"DISCOVERING RULES THAT GOVERN
MONOTONE PHENOMENA"
by Vetle I. Torvik and Evangelos Triantaphyllou
Data Mining and Knowledge Discovery Approaches Based on Rule
Induction Techniques,
(E. Triantaphyllou and G. Felici, Editors), Springer,
Heidelberg, Germany, Chapter 4, pp. 149-192, (2005).
Abstract:
Unlocking the mystery of natural phenomena is a universal objective
in scientific research. The rules governing a phenomenon can most
often be learned by observing it under a sufficiently large number
of conditions that are sufficiently high in resolution. The general
knowledge discovery process is not always easy or efficient, and
even if knowledge is produced it may be hard to understand, interpret,
validate, remember, and use. Monotonicity is a pervasive property in
nature: it applies when each predictor variable has a non-negative effect
on the phenomenon under study. Due to the monotonicity property,
being able to observe the phenomenon under specifically selected conditions
may increase the accuracy and completeness of the knowledge at a faster
rate than a passive observer who may not receive the pieces relevant to
the puzzle soon enough. This scenario can be thought of as learning by
successively submitting queries to an oracle which responds with a
Boolean value (phenomenon is present or absent). In practice, the oracle
may take the shape of a human expert, or it may be the outcome
of performing tasks such as running experiments or searching large
databases. Our main goal is to pinpoint the queries that minimize the
total number of queries used to completely reconstruct all of the underlying
rules defined on a given finite set of observable conditions V = {0,1}n.

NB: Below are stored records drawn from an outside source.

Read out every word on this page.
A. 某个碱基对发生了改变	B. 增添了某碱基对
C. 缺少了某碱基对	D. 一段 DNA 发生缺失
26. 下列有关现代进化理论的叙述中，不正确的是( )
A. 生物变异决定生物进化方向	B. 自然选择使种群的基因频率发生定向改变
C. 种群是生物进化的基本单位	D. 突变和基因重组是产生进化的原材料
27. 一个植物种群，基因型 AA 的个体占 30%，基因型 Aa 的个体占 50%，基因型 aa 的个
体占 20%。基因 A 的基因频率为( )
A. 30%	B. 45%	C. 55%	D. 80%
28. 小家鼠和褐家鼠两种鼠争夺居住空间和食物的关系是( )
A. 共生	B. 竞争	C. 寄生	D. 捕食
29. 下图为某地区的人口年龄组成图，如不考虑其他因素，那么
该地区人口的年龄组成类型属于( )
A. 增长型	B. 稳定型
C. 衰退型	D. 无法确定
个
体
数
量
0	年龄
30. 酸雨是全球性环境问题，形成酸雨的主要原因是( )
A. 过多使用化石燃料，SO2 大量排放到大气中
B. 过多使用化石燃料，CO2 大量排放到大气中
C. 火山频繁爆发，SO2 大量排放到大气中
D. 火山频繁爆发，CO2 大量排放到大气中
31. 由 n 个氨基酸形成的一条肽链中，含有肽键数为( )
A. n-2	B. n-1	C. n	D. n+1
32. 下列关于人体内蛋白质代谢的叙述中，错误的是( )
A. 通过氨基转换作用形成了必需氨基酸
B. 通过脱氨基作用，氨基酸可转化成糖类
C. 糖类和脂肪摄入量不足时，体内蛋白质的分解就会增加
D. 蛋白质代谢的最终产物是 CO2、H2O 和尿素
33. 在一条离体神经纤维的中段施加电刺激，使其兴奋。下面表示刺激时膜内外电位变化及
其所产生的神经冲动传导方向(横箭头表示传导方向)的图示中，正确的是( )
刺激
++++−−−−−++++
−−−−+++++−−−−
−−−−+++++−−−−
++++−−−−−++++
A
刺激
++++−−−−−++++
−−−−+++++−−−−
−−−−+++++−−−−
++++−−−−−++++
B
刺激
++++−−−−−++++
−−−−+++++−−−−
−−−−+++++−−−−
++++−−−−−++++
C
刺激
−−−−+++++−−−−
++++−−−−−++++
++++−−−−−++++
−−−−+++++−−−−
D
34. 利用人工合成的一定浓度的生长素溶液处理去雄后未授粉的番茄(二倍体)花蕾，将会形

We summarize the optimal query selections in the simple form of selection
criteria, which are near optimal and only take polynomial time
(in the number of conditions) to compute. Extensive unbiased empirical
results show that the proposed selection criterion approach is far
superior to any of the existing methods. In fact, the average number
of queries is reduced exponentially in the number of variables n and
more than exponentially in the oracle’s error rate.
Keywords and Phrases:
Monotone Boolean Functions, Active Learning, Data Mining.